Pour ces deux raisons, caractère non-supervisé de l’apprentissage et émergence du principe de codage par latence, l’introduction de cet algorithme de STDP inspiré du traitement neuronal de l’information augmente considérablement la puissance computationnelle de SpikeNet. Maintenant que cela nous apprend-t-il sur le traitement visuel rapide, qui a inspiré la forme de codage de l’information à l’œuvre ici ? Le caractère artificiel des visages présentés - contour de visage délimité et posé sur un fond noir, position dans l’espace soigneusement contrôlée - diminue la portée biologique du présent résultat; néanmoins, ils sont tout de même tirés d’images naturelles. De plus, les expériences montrant de la STDP, bien qu’effectuées in vitro, sont non seulement solides et largement reproduites mais aussi valables pour le cortex visuel (Feldman, 2000).
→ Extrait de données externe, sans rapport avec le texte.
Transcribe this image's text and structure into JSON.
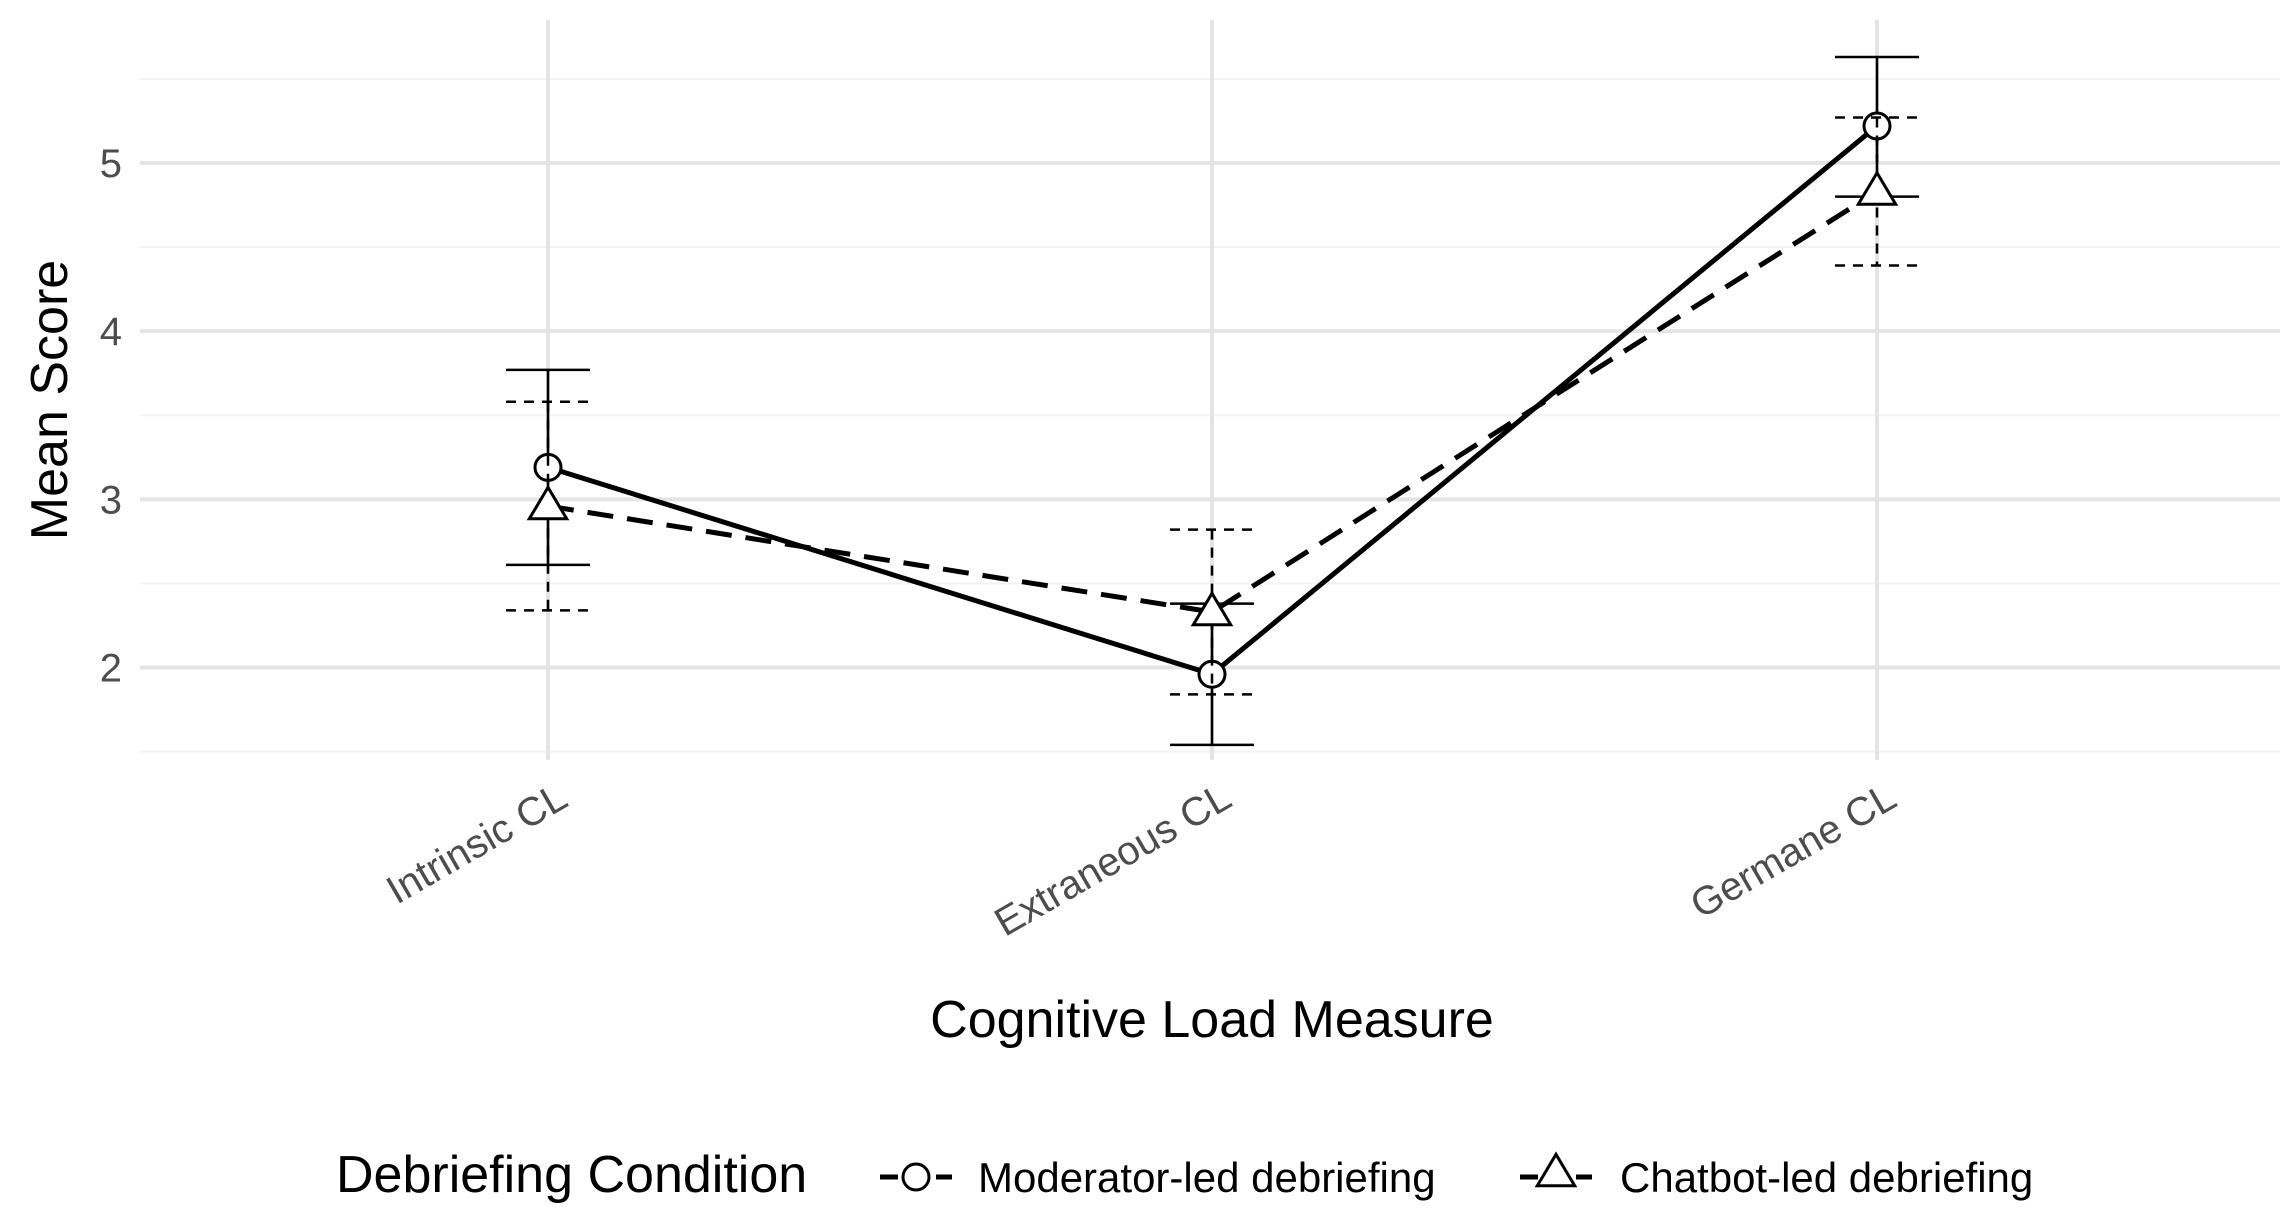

Si on admettait l’existence d’un circuit d’inhibition récurrente, peut-être implémenté par des cellules inhibitrices du type « basket », alors nous pourrions avancer que les formes intermédiaires obtenues ici pourraient être développées par STDP dans la voie ventrale, entre les aires de bas- et haut-niveau. Elles permettraient de produire, à la présentation de stimuli visuels, des réponses rapides, sélectives et plus informatives que de simples orientations. Néanmoins, nous nous concentrerons dans cette conclusion sur le caractère computationnel des résultats obtenus, mais reconsidérerons cette question dans le chapitre suivant, où le choix des images va se faire de manière plus naturelle.